The media will, as usual, heap praise on the country's achievements in enhancing women's rights on International Women's Day today.
But experts warn that those at grass-roots level have been left behind as the country prospers.
The plight of young women migrant workers and rural women whose land is redistributed to male members by village chiefs deserves particular attention from government and society, the experts said at a Peking University forum organised by Half the Sky Public Education, an NGO founded in Hong Kong.
'Three big mountains stand in front of Chinese female workers today: pressure on the production line, pressure from a paternalistic tradition, and the hukou [household registration] system,' said Choi Suet-wah, chief co-ordinator of The Chinese Working Women Network.
Women form at least half of the migrant population, and up to 60 per cent in manufacturing hubs such as Guangdong. But unlike the first generation of migrant workers - who made money for a few years then returned to their villages to marry - young women workers today want to stay in the cities. The research shows they are doubly frustrated.
'On the one hand, female workers still feel the social pressure to get married when they reach their 20s,' said anthropologist Pun Ngai of Hong Kong Polytechnic University. 'On the other hand, they despair that the money they make is not enough for them to settle in the cities.'
The country was shocked last year by the suicides of 19 workers at factories of electronics manufacturer Foxconn. Pun's research showed more than half of Foxconn's 900,000 workers were women, almost all aged 18 to 25 but including many illegal student interns as young as 16.
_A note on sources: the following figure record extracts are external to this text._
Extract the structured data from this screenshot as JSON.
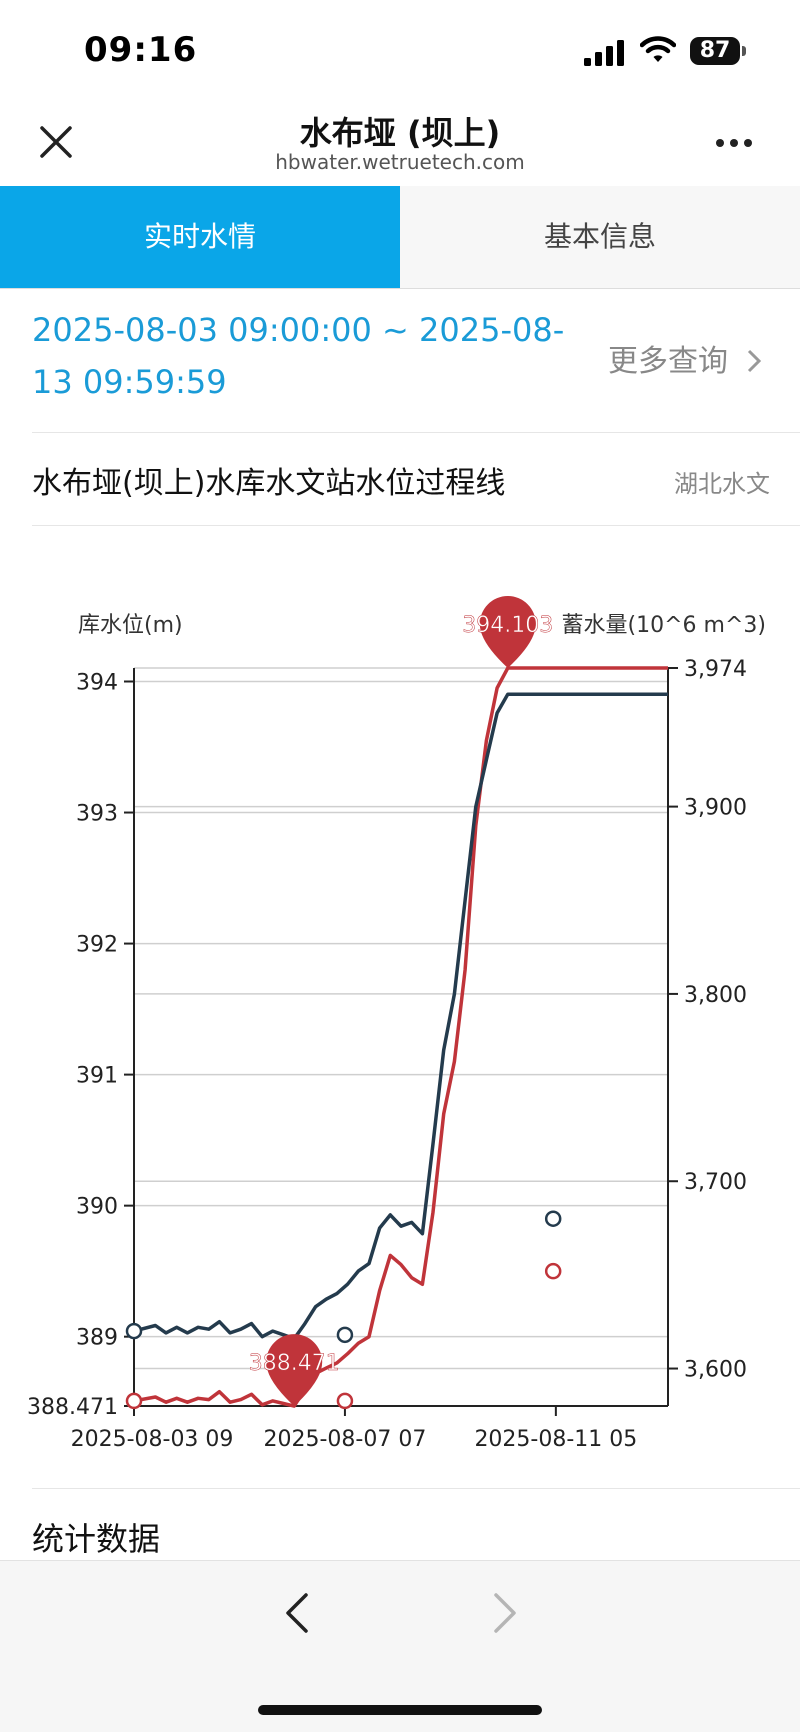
{
  "status": {
    "time": "09:16",
    "battery": "87"
  },
  "nav": {
    "title": "水布垭 (坝上)",
    "domain": "hbwater.wetruetech.com"
  },
  "tabs": [
    {
      "label": "实时水情",
      "active": true
    },
    {
      "label": "基本信息",
      "active": false
    }
  ],
  "query": {
    "date_range_line1": "2025-08-03 09:00:00 ~ 2025-08-",
    "date_range_line2": "13 09:59:59",
    "more_label": "更多查询"
  },
  "chart_section": {
    "title": "水布垭(坝上)水库水文站水位过程线",
    "source": "湖北水文"
  },
  "chart_data": {
    "type": "line",
    "ylabel_left": "库水位(m)",
    "ylabel_right": "蓄水量(10^6 m^3)",
    "ylim_left": [
      388.471,
      394.103
    ],
    "ylim_right": [
      3580,
      3974
    ],
    "yticks_left": [
      "388.471",
      "389",
      "390",
      "391",
      "392",
      "393",
      "394"
    ],
    "yticks_right": [
      "3,600",
      "3,700",
      "3,800",
      "3,900",
      "3,974"
    ],
    "xticks": [
      "2025-08-03 09",
      "2025-08-07 07",
      "2025-08-11 05"
    ],
    "series": [
      {
        "name": "库水位",
        "color": "#c0343a",
        "axis": "left",
        "x": [
          0,
          4,
          6,
          8,
          10,
          12,
          14,
          16,
          18,
          20,
          22,
          24,
          26,
          28,
          30,
          32,
          34,
          36,
          38,
          40,
          42,
          44,
          46,
          48,
          50,
          52,
          54,
          56,
          58,
          60,
          62,
          64,
          66,
          68,
          70,
          72,
          74,
          76,
          78,
          80,
          82,
          84,
          86,
          88,
          90,
          92,
          94,
          96,
          98,
          100
        ],
        "y": [
          388.51,
          388.54,
          388.5,
          388.53,
          388.5,
          388.53,
          388.52,
          388.58,
          388.5,
          388.52,
          388.56,
          388.48,
          388.51,
          388.49,
          388.47,
          388.6,
          388.72,
          388.76,
          388.8,
          388.87,
          388.95,
          389.0,
          389.35,
          389.62,
          389.55,
          389.45,
          389.4,
          389.95,
          390.7,
          391.1,
          391.8,
          392.9,
          393.55,
          393.95,
          394.103,
          394.103,
          394.103,
          394.103,
          394.103,
          394.103,
          394.103,
          394.103,
          394.103,
          394.103,
          394.103,
          394.103,
          394.103,
          394.103,
          394.103,
          394.103
        ],
        "markers": [
          {
            "x": 0,
            "y": 388.51
          },
          {
            "x": 39.5,
            "y": 388.51
          },
          {
            "x": 78.5,
            "y": 389.5
          }
        ],
        "min_label": "388.471",
        "max_label": "394.103"
      },
      {
        "name": "蓄水量",
        "color": "#243b4d",
        "axis": "right",
        "x": [
          0,
          4,
          6,
          8,
          10,
          12,
          14,
          16,
          18,
          20,
          22,
          24,
          26,
          28,
          30,
          32,
          34,
          36,
          38,
          40,
          42,
          44,
          46,
          48,
          50,
          52,
          54,
          56,
          58,
          60,
          62,
          64,
          66,
          68,
          70,
          72,
          74,
          76,
          78,
          80,
          82,
          84,
          86,
          88,
          90,
          92,
          94,
          96,
          98,
          100
        ],
        "y": [
          3620,
          3623,
          3619,
          3622,
          3619,
          3622,
          3621,
          3625,
          3619,
          3621,
          3624,
          3617,
          3620,
          3618,
          3616,
          3624,
          3633,
          3637,
          3640,
          3645,
          3652,
          3656,
          3675,
          3682,
          3676,
          3678,
          3672,
          3720,
          3770,
          3800,
          3850,
          3900,
          3925,
          3950,
          3960,
          3960,
          3960,
          3960,
          3960,
          3960,
          3960,
          3960,
          3960,
          3960,
          3960,
          3960,
          3960,
          3960,
          3960,
          3960
        ],
        "markers": [
          {
            "x": 0,
            "y": 3620
          },
          {
            "x": 39.5,
            "y": 3618
          },
          {
            "x": 78.5,
            "y": 3680
          }
        ]
      }
    ],
    "grid": true
  },
  "stats": {
    "title": "统计数据"
  }
}
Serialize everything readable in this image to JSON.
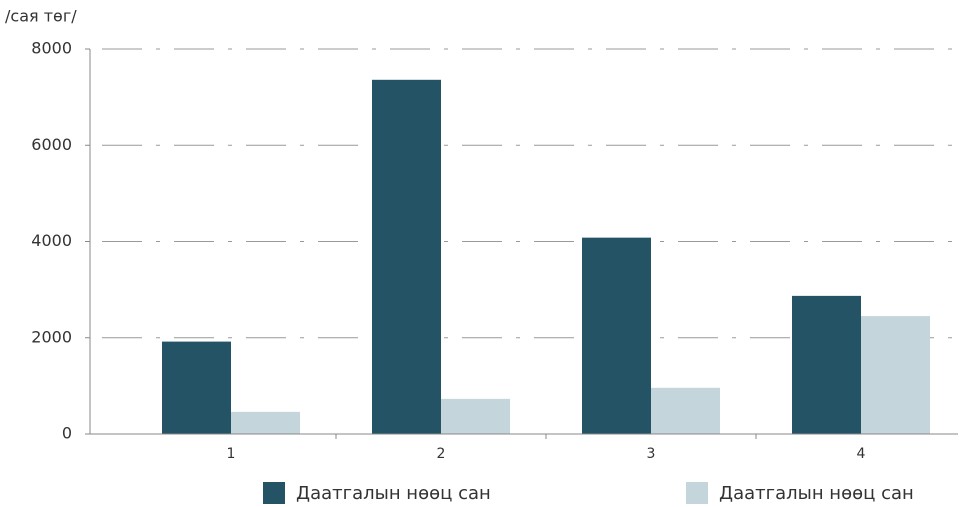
{
  "chart_data": {
    "type": "bar",
    "y_label": "/сая төг/",
    "categories": [
      "1",
      "2",
      "3",
      "4"
    ],
    "series": [
      {
        "name": "Даатгалын нөөц сан",
        "color": "#245366",
        "values": [
          1920,
          7360,
          4080,
          2870
        ]
      },
      {
        "name": "Даатгалын нөөц сан",
        "color": "#c5d5dc",
        "values": [
          460,
          730,
          960,
          2450
        ]
      }
    ],
    "ylim": [
      0,
      8000
    ],
    "yticks": [
      0,
      2000,
      4000,
      6000,
      8000
    ],
    "grid": true
  }
}
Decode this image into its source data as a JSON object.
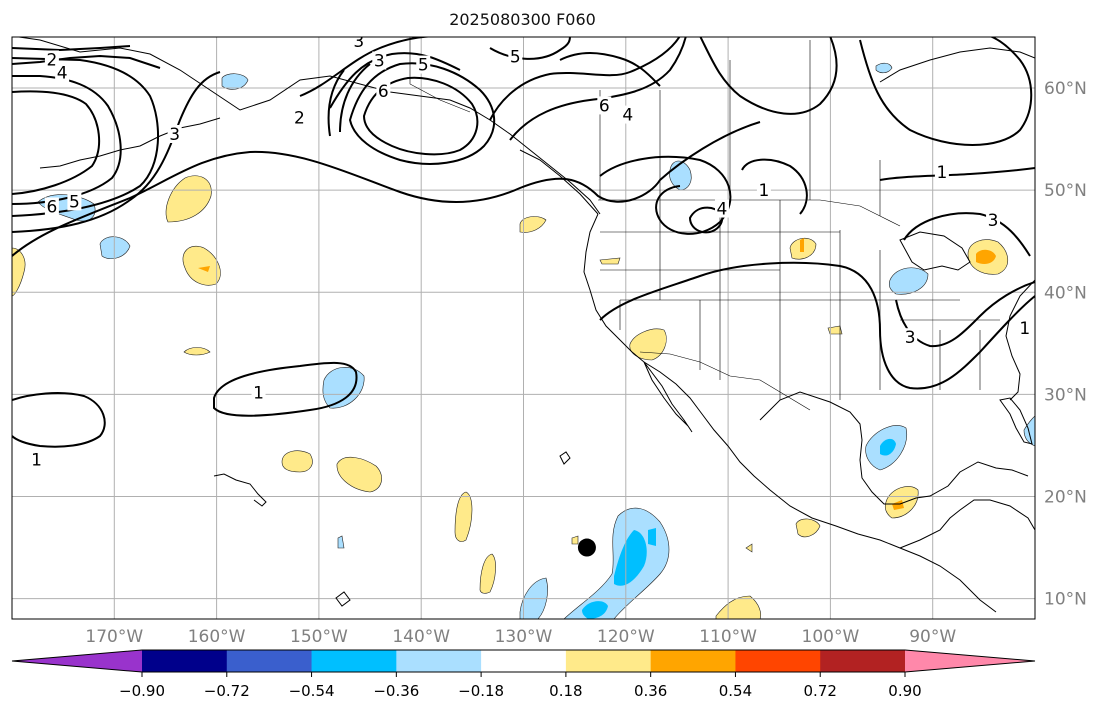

Pun urged the government to abolish the hukou system, which restricts migration and enables factories to keep wages just high enough for workers to send money home.
In rural villages, sociology professor Li Huiying of the Women's Research Centre of the Central Party School, is gingerly pushing ahead with a reform that could reverse the traditional preference for boys.
'Approximately 75 per cent of villages today are still illegally distributing land or proceeds from the land to only male members according to traditional village rules,' Li said.
Despite the government's efforts to promote gender equality, official figures from 2007 showed the birth ratio of boys to girls was still 120 to 100. Li argued that changing the land distribution practice could significantly help to correct the imbalance.
Since the early 1980s, formerly collectivised land has been distributed to family units by village committees. In most cases, this is done in accordance with tradition, which passes family resources only to sons. When a father, husband or son dies, the land is redistributed by the village committees, leaving the women with nothing.
'In essence, rural women were deprived of their rights by a paternalistic system at the village level,' Li said. 'The law is clear, but it's very tough to change a cultural belief.'
For more than a decade, Li and her team have worked on two fronts: instilling the concept of gender equality among villagers, and engaging village and county governments to help initiate changes to village land-distribution rules.
Since March 2009, about 150 villages in Henan have amended their rules. Li wants more government support and social awareness to speed up such change.